Aktivisten: 20 Rebellenchefs bei Anschlagsserie in Syrien getötet

Damaskus (APA/AFP) - Mindestens 20 Rebellenchefs sind nach Angaben von Aktivisten in den vergangenen Wochen bei gezielten Angriffen in Syrie...

Damaskus (APA/AFP) - Mindestens 20 Rebellenchefs sind nach Angaben von Aktivisten in den vergangenen Wochen bei gezielten Angriffen in Syrien getötet worden. Die Attacken hätten sich seit Dezember intensiviert, „aber niemand weiß, wer sie begangen hat“, teilte die „Syrische Beobachtungsstelle für Menschenrechte“ am Mittwoch mit.

Am Dienstag sei ein Anführer der wichtigen Rebellengruppe Ahrar al-Sham von bewaffneten Angreifern in seinem Auto erschossen worden. Abu Rateb al-Homsi, der Kommandant der Miliz in der Provinz Homs, sei der bisher ranghöchste Islamist, der bisher bei der Anschlagsserie getötet worden sei, erklärte die in Großbritannien ansässige Beobachtungsstelle.

Die Angriffe richteten sich demnach vor allem gegen führende Ahrar-al-Sham-Mitglieder und Kommandanten der islamistischen Al-Nusra-Front. Beide Gruppen haben sich im Nordwesten Syriens verbündet, um die Jihadistengruppe Islamischer Staat (IS) und die syrische Armee zu bekämpfen.

Auch fünf nicht-islamistische Rebellenkommandanten seien unter den Opfern, berichtete die Beobachtungsstelle.

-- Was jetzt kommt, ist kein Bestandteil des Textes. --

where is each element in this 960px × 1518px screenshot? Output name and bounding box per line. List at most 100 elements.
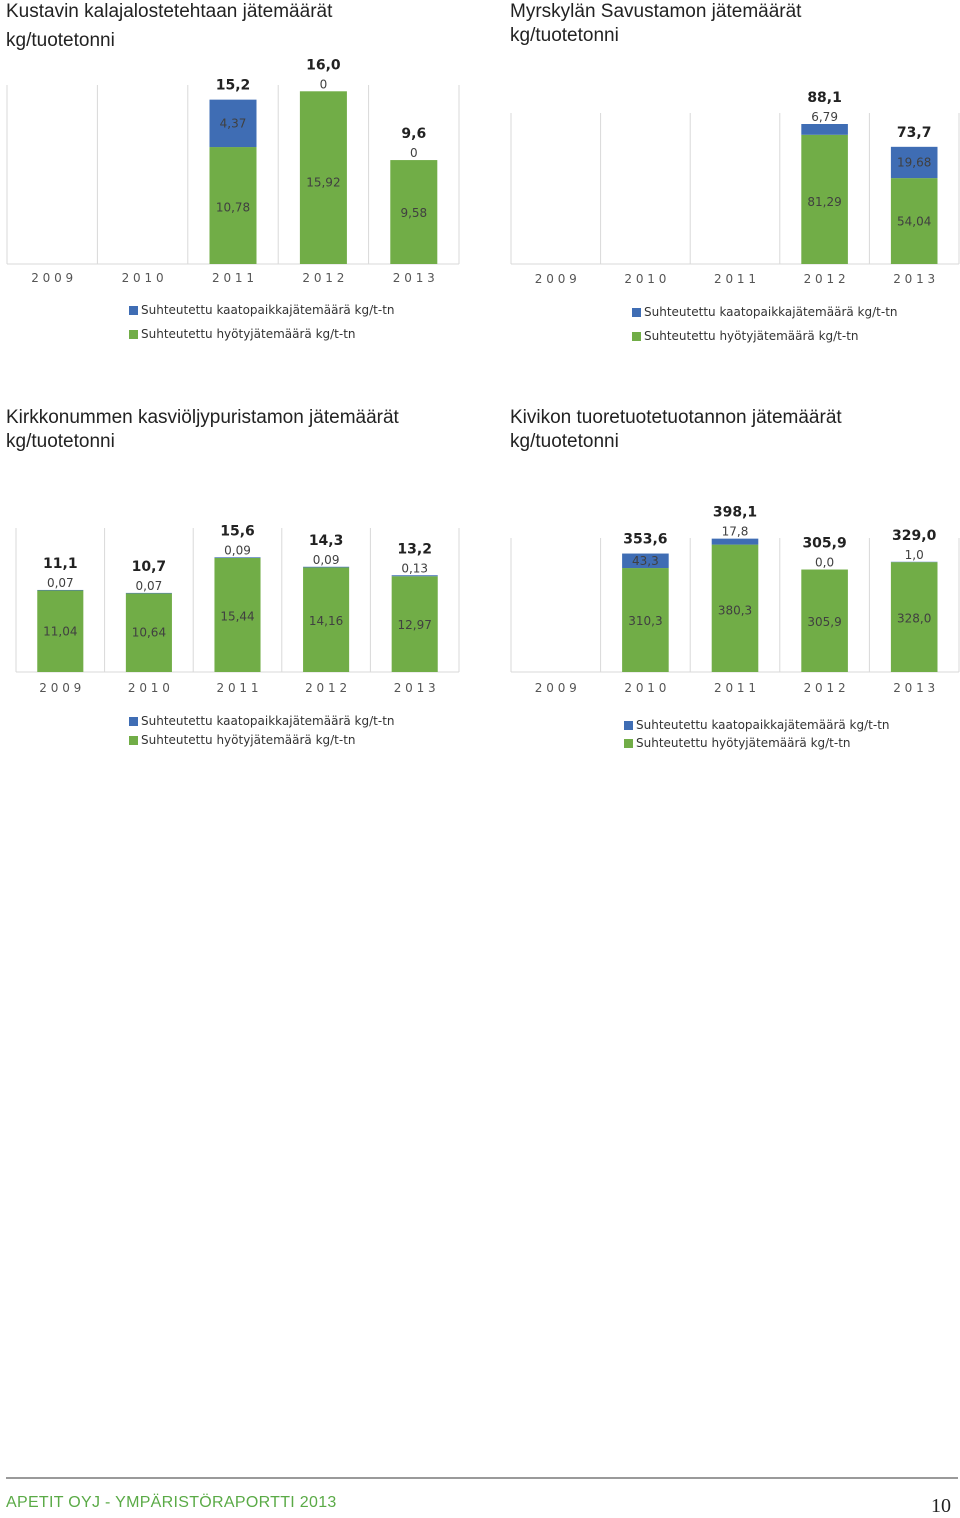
data-label-total: 15,6 bbox=[220, 523, 255, 539]
data-label-total: 16,0 bbox=[306, 57, 341, 73]
legend-label-recycle: Suhteutettu hyötyjätemäärä kg/t-tn bbox=[644, 324, 859, 348]
x-tick-label: 2 0 1 2 bbox=[804, 681, 846, 695]
legend-label-landfill: Suhteutettu kaatopaikkajätemäärä kg/t-tn bbox=[644, 300, 898, 324]
data-label-landfill: 0,07 bbox=[47, 576, 74, 590]
x-tick-label: 2 0 0 9 bbox=[31, 271, 73, 285]
bar-landfill bbox=[214, 557, 260, 558]
data-label-recycle: 12,97 bbox=[398, 618, 432, 632]
data-label-total: 305,9 bbox=[802, 536, 846, 552]
legend-swatch-landfill bbox=[624, 721, 633, 730]
footer-report-title: APETIT OYJ - YMPÄRISTÖRAPORTTI 2013 bbox=[6, 1494, 337, 1512]
chart-title-line1: Kirkkonummen kasviöljypuristamon jätemää… bbox=[6, 406, 399, 430]
x-tick-label: 2 0 1 0 bbox=[128, 681, 170, 695]
data-label-recycle: 305,9 bbox=[807, 615, 841, 629]
data-label-recycle: 15,44 bbox=[220, 610, 254, 624]
legend-item-recycle: Suhteutettu hyötyjätemäärä kg/t-tn bbox=[129, 322, 395, 346]
legend-item-landfill: Suhteutettu kaatopaikkajätemäärä kg/t-tn bbox=[632, 300, 898, 324]
chart-title-line1: Myrskylän Savustamon jätemäärät bbox=[510, 0, 801, 24]
bar-landfill bbox=[303, 567, 349, 568]
data-label-recycle: 380,3 bbox=[718, 604, 752, 618]
x-tick-label: 2 0 1 2 bbox=[302, 271, 344, 285]
data-label-landfill: 6,79 bbox=[811, 110, 838, 124]
bar-landfill bbox=[37, 590, 83, 591]
chart-title: Kustavin kalajalostetehtaan jätemäärät k… bbox=[6, 0, 332, 53]
legend-item-landfill: Suhteutettu kaatopaikkajätemäärä kg/t-tn bbox=[624, 716, 890, 734]
x-tick-label: 2 0 1 3 bbox=[893, 681, 935, 695]
legend-swatch-landfill bbox=[632, 308, 641, 317]
x-tick-label: 2 0 1 3 bbox=[393, 271, 435, 285]
data-label-landfill: 0,07 bbox=[136, 579, 163, 593]
legend-swatch-landfill bbox=[129, 306, 138, 315]
legend-label-recycle: Suhteutettu hyötyjätemäärä kg/t-tn bbox=[636, 734, 851, 752]
x-tick-label: 2 0 1 1 bbox=[217, 681, 259, 695]
bar-landfill bbox=[392, 575, 438, 576]
data-label-landfill: 4,37 bbox=[220, 116, 247, 130]
x-tick-label: 2 0 1 0 bbox=[122, 271, 164, 285]
x-tick-label: 2 0 1 2 bbox=[305, 681, 347, 695]
data-label-recycle: 54,04 bbox=[897, 214, 931, 228]
legend: Suhteutettu kaatopaikkajätemäärä kg/t-tn… bbox=[129, 712, 395, 750]
x-tick-label: 2 0 1 3 bbox=[394, 681, 436, 695]
legend: Suhteutettu kaatopaikkajätemäärä kg/t-tn… bbox=[624, 716, 890, 752]
chart-title-line2: kg/tuotetonni bbox=[510, 430, 842, 454]
data-label-landfill: 43,3 bbox=[632, 554, 659, 568]
x-tick-label: 2 0 1 2 bbox=[804, 272, 846, 286]
legend-label-recycle: Suhteutettu hyötyjätemäärä kg/t-tn bbox=[141, 322, 356, 346]
legend-item-recycle: Suhteutettu hyötyjätemäärä kg/t-tn bbox=[129, 731, 395, 750]
chart-title-line2: kg/tuotetonni bbox=[510, 24, 801, 48]
data-label-landfill: 1,0 bbox=[905, 548, 924, 562]
x-tick-label: 2 0 0 9 bbox=[535, 681, 577, 695]
x-tick-label: 2 0 1 1 bbox=[212, 271, 254, 285]
data-label-landfill: 0,09 bbox=[224, 543, 251, 557]
legend-label-recycle: Suhteutettu hyötyjätemäärä kg/t-tn bbox=[141, 731, 356, 750]
chart-title-line2: kg/tuotetonni bbox=[6, 430, 399, 454]
data-label-total: 88,1 bbox=[807, 90, 842, 106]
legend-swatch-recycle bbox=[129, 330, 138, 339]
x-tick-label: 2 0 1 0 bbox=[624, 681, 666, 695]
legend: Suhteutettu kaatopaikkajätemäärä kg/t-tn… bbox=[632, 300, 898, 348]
legend-item-landfill: Suhteutettu kaatopaikkajätemäärä kg/t-tn bbox=[129, 712, 395, 731]
data-label-landfill: 0,0 bbox=[815, 556, 834, 570]
data-label-landfill: 0 bbox=[320, 77, 328, 91]
data-label-landfill: 19,68 bbox=[897, 155, 931, 169]
data-label-recycle: 10,64 bbox=[132, 626, 166, 640]
bar-landfill bbox=[712, 539, 759, 545]
data-label-total: 9,6 bbox=[401, 126, 426, 142]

Die Organisation stützt sich auf ein Netzwerk von Aktivisten und Ärzten in Syrien. Wegen der unübersichtlichen Lage in dem Bürgerkriegsland sind ihre Informationen von unabhängiger Seite kaum überprüfbar.

Der Syrien-Experte Thomas Pierret von der Universität im schottischen Edinburgh vermutet in erster Linie die Regierungstruppen und ihren Verbündeten Russland hinter der Anschlagsserie. Die gezielte Tötung von Rebellenchefs sei Teil der Strategie der russischen Armee, die seit Ende September Luftangriffe in Syrien fliegt und das syrische Militär mit Geheimdienstinformationen unterstützt. Es sei aber auch denkbar, dass „Schläferzellen“ des IS die Attentate verübten.